Elle ajoute que le savon noir à base d’huile de lin est très populaire auprès des Françaises, mais aussi des Algériennes, Tunisiennes et Marocaines qui se frottent le corps avec quand elles vont au hammam, car c’est un exfoliant sensationnel qui fouette le sang.

Roumanie

« La plupart des femmes de ma génération ont appris les secrets de beauté traditionnels de leurs grands-mères », explique Anca David Titorov de Bucarest.

Les Roumaines utilisent la semoule de maïs comme exfoliant. Elles l’appliquent sur la peau humide et la font pénétrer en décrivant de petits cercles avec le bout des doigts.

« Les recettes varient, poursuit Titorov.

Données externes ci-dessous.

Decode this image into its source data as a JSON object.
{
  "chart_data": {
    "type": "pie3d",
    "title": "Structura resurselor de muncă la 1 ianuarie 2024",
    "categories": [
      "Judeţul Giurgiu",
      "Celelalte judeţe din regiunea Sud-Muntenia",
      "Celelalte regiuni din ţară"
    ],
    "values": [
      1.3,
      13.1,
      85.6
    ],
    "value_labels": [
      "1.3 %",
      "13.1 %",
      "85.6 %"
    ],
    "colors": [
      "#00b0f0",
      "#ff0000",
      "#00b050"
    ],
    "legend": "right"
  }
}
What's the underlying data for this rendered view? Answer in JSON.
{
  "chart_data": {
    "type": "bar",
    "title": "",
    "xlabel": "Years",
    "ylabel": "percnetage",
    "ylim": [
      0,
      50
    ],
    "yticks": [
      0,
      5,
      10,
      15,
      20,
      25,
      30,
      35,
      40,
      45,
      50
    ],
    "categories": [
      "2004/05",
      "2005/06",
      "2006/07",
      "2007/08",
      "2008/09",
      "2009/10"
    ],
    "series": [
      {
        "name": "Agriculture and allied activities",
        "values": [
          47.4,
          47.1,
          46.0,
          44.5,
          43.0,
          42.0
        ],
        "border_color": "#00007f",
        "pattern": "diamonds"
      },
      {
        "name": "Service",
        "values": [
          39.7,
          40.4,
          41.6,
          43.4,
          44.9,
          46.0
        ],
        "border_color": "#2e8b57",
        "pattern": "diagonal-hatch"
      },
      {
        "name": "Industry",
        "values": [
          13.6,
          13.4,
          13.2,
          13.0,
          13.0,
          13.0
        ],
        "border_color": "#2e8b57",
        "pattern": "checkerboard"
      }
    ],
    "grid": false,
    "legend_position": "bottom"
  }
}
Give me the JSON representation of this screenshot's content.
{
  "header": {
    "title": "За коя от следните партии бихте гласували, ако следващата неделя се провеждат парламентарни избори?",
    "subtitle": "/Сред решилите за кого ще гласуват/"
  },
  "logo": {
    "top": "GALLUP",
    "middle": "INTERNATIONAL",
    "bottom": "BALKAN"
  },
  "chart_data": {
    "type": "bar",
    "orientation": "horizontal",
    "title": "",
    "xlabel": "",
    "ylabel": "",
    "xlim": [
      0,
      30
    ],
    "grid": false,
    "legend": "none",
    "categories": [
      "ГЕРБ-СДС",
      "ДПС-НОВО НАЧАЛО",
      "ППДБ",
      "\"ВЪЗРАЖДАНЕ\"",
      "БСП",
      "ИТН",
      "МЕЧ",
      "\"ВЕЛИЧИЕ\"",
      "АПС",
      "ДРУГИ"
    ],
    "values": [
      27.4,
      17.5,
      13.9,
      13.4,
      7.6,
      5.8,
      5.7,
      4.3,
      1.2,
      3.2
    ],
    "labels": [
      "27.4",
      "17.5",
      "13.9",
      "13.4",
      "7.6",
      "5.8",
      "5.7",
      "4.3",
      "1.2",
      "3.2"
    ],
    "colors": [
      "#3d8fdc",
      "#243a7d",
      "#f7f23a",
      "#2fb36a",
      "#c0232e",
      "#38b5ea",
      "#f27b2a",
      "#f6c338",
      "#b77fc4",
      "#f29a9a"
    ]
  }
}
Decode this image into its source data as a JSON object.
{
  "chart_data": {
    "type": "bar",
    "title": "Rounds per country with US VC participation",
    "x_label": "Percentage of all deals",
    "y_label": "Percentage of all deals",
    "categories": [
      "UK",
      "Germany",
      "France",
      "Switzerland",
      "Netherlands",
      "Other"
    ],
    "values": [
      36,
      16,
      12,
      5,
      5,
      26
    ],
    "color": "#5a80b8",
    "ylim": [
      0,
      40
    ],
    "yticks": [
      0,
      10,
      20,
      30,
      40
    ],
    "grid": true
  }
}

Certaines femmes font une pâte toute simple avec de la semoule et de l’eau ; d’autres ajoutent du son ou encore, un blanc ou un jaune d’œuf. »

On peut aussi mélanger du miel, de l’huile d’olive et une goutte de jus de citron à quelques cuillerées de semoule. « Pour atténuer les cernes, beaucoup de femmes étendent de l’huile de ricin autour de l’œil et la font pénétrer délicatement. »

Russie

De Moscou, Olga Ovchinnikova nous livre quelques-uns des trucs employés par ses compatriotes pour rester belles : « Appliquez de la purée de fraises sur le visage », ordonne-t-elle.

Pour faire briller vos cheveux, délayez de la mie de pain de seigle à l’eau, faites pénétrer cette pâte dans les cheveux humides et rincez. Une autre tradition consiste à siroter une infusion de tilleul après application d’un masque au miel sur le visage et les cheveux pendant un banya (sauna russe).

Argentine

Daniel Weigandt nous informe de Buenos Aires que « la chirurgie esthétique est quelque chose de banal en Argentine, on pourrait dire qu’elle fait partie de notre culture.

Beaucoup de gens viennent des pays voisins pour faire corriger leurs imperfections. » Outre les interventions au laser, la liposuccion et la « liposculpture » sont chose courante.

Pour ce qui est des méthodes naturelles, poursuit Weigandt, « la yerba maté est très populaire ». Les feuilles de cet arbuste indigène servent à faire une infusion, le maté, et d’autres boissons.

« En Uruguay et au Paraguay, le maté sert aussi d’hydratant et d’exfoliant. » Cette feuille tirerait ses vertus des polyphénols antioxydants qu’elle recèle. (Au Canada, on en trouve dans les magasins d’aliments naturels.)